1つの場所で40年働き続けるなんて考えなくていい

新卒からエンジニアで採用されたとき、40年この会社で働くとか、転職するとか、これっぽちも考えなかったし、思いつきもしなかった。

成りたかったエンジニアで採用されたので、エンジニアの仕事ってどんなことをするんだろう、とそっちの方に興味があったわけだ。裏返しで言えば、働くことについての知識が皆無だった、のかもしれない。それについては否定しない。実際、そうだったのだから。

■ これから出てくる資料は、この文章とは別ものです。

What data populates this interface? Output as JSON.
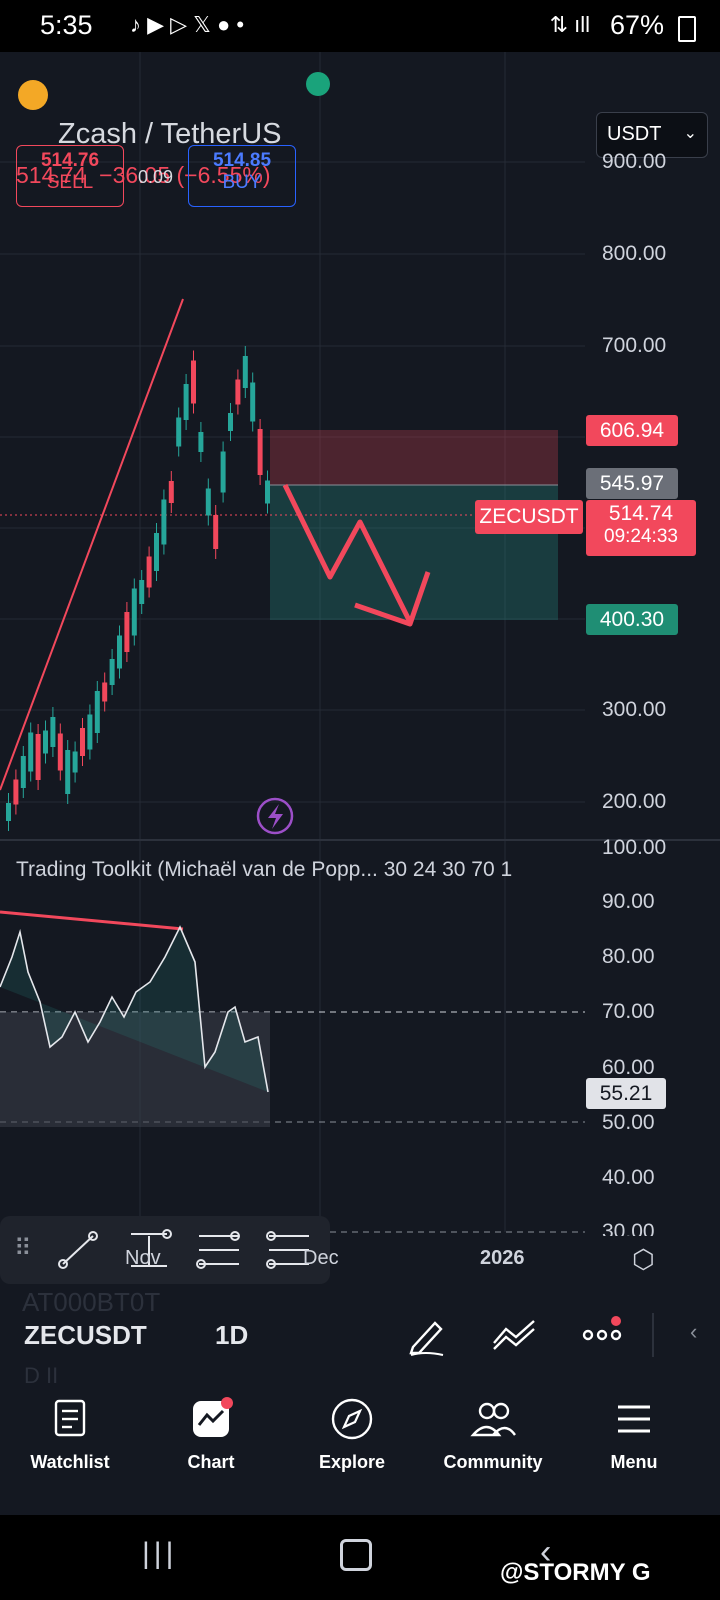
{
  "status_bar": {
    "time": "5:35",
    "battery": "67%"
  },
  "header": {
    "title": "Zcash / TetherUS",
    "price": "514.74",
    "change": "−36.05 (−6.55%)",
    "sell_price": "514.76",
    "sell_label": "SELL",
    "spread": "0.09",
    "buy_price": "514.85",
    "buy_label": "BUY",
    "currency_select": "USDT"
  },
  "price_axis": [
    "900.00",
    "800.00",
    "700.00",
    "300.00",
    "200.00"
  ],
  "price_tags": {
    "stop": "606.94",
    "entry": "545.97",
    "symbol": "ZECUSDT",
    "last": "514.74",
    "countdown": "09:24:33",
    "target": "400.30"
  },
  "indicator": {
    "label": "Trading Toolkit (Michaël van de Popp... 30 24 30 70 1",
    "axis": [
      "100.00",
      "90.00",
      "80.00",
      "70.00",
      "60.00",
      "50.00",
      "40.00",
      "30.00"
    ],
    "value": "55.21"
  },
  "time_axis": {
    "nov": "Nov",
    "dec": "Dec",
    "year": "2026"
  },
  "toolbar": {
    "symbol": "ZECUSDT",
    "interval": "1D",
    "ghost_top": "AT000BT0T",
    "ghost_bottom": "D II"
  },
  "bottom_nav": [
    {
      "label": "Watchlist",
      "icon": "list-icon"
    },
    {
      "label": "Chart",
      "icon": "chart-icon"
    },
    {
      "label": "Explore",
      "icon": "compass-icon"
    },
    {
      "label": "Community",
      "icon": "people-icon"
    },
    {
      "label": "Menu",
      "icon": "hamburger-icon"
    }
  ],
  "watermark": "@STORMY G",
  "colors": {
    "up": "#26a69a",
    "down": "#f2485c",
    "bg": "#141821",
    "buy": "#2962ff"
  },
  "chart_data": {
    "type": "candlestick",
    "symbol": "ZECUSDT",
    "interval": "1D",
    "ylim": [
      170,
      950
    ],
    "trade_plan": {
      "stop": 606.94,
      "entry": 545.97,
      "target": 400.3,
      "last": 514.74
    },
    "indicator_value": 55.21,
    "indicator_levels": [
      70,
      50
    ]
  }
}
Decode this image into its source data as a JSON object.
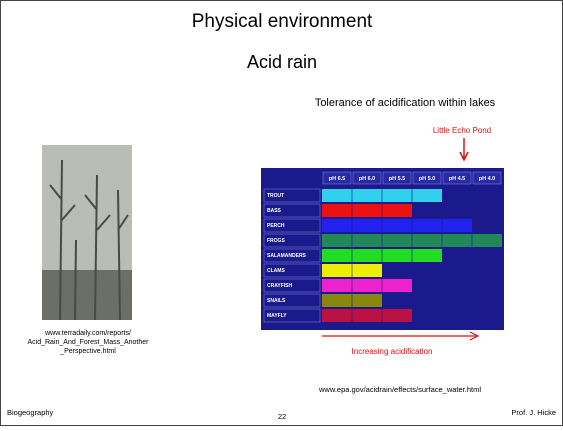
{
  "title": "Physical environment",
  "subtitle": "Acid rain",
  "photo": {
    "caption": [
      "www.terradaily.com/reports/",
      "Acid_Rain_And_Forest_Mass_Another",
      "_Perspective.html"
    ]
  },
  "figure": {
    "title": "Tolerance of acidification within lakes",
    "annotation": "Little Echo Pond",
    "arrow_label": "Increasing acidification",
    "source": "www.epa.gov/acidrain/effects/surface_water.html",
    "columns": [
      "pH 6.5",
      "pH 6.0",
      "pH 5.5",
      "pH 5.0",
      "pH 4.5",
      "pH 4.0"
    ],
    "rows": [
      {
        "label": "TROUT",
        "color": "#33d0ee",
        "span": 4
      },
      {
        "label": "BASS",
        "color": "#ee1111",
        "span": 3
      },
      {
        "label": "PERCH",
        "color": "#2222ee",
        "span": 5
      },
      {
        "label": "FROGS",
        "color": "#22885a",
        "span": 6
      },
      {
        "label": "SALAMANDERS",
        "color": "#22dd22",
        "span": 4
      },
      {
        "label": "CLAMS",
        "color": "#eeee00",
        "span": 2
      },
      {
        "label": "CRAYFISH",
        "color": "#ee22cc",
        "span": 3
      },
      {
        "label": "SNAILS",
        "color": "#888811",
        "span": 2
      },
      {
        "label": "MAYFLY",
        "color": "#bb1144",
        "span": 3
      }
    ]
  },
  "footer": {
    "left": "Biogeography",
    "page": "22",
    "right": "Prof. J. Hicke"
  }
}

子どもがそろそろ職業について考える時期が来るのだが、自分の子どもと比べても働くことについて無防備だったとしか思えない。人気のあった研究室に偶然入れたし、働き口もすんなりと決まってしまった。あまりにすんなりと決まってしまったのでそれはそれで「これでいいのか」ともう1社コンタクトしようとしたが結局止めた。何事も、初めてしまったことを止めるのは始めるより量力が掛かることをなんとなく学んだのはこのときだ。

今の時代は東証一部上場企業でも安心していられない。あっという間に経営がおかしく成り、事業の切り売りや外国資本の傘下となる。

ただ、こうしたことに対して驚きはしない。なぜなら、入社後すぐに経営統合がなんどもあったり、資本参加があって経営権が変わったりと身を以て経験しているからだ。平のエンジニアには全くもってあれこれ言う権限はない(労働組合は何か言ったのだろうが)ので日々、持ち場で仕事をするほかないのだが。

そう言えば、1度経営的にかなりやばい状態になったときがあって、所謂、希望退職を募ったことがあった。当時のマネージャは「(継続して)働くよね」と言ってきたし、慕っていたマネージャだったので「毒を食うなら皿まで」と意味不明な回答をして同じ会社に留まった。他の部署では希望者が何名いるなんて聞こえてきたとき、そのマネージャは「辞めさせてどうするんだ」と呆れていた。SIerのビジネスはエンジニアのリソースで成り立っているのをわかっていたのだ。売るもの減らして何が経営再建か、と言うことだろう。

そのあとロクに役に立たないままでエンジニアを続けさせてもらって、プロマネを目指すようになってからは他のエントリに書いてあるとおりのでここでは触れない。

エンジニア業を始めてまだ30年くらいのひよっ子だが、たかが20年の間にこれだけのことがあったが、どれだけ予測できただろうか。まあ、無理だ。

1つの40年働き続けることなんて考えなくていい。と言うか、無駄だ。どちらかと言えば、今の年代になってからの方が転職しても構わないと思うようになったよ。

まずはコードを書いて、文書を作って、チームで共有して、チームを育てて、プロジェクトを成功させる。そのときどきで思うことも、感じることもあるだろう。

そのとき、別の場所で働きたいと思ったらそうしたらいい。でも、自分みたいに最初に見つけた場所が勝手に進化してしまうこともある。

働くと言うものは面白いものだ。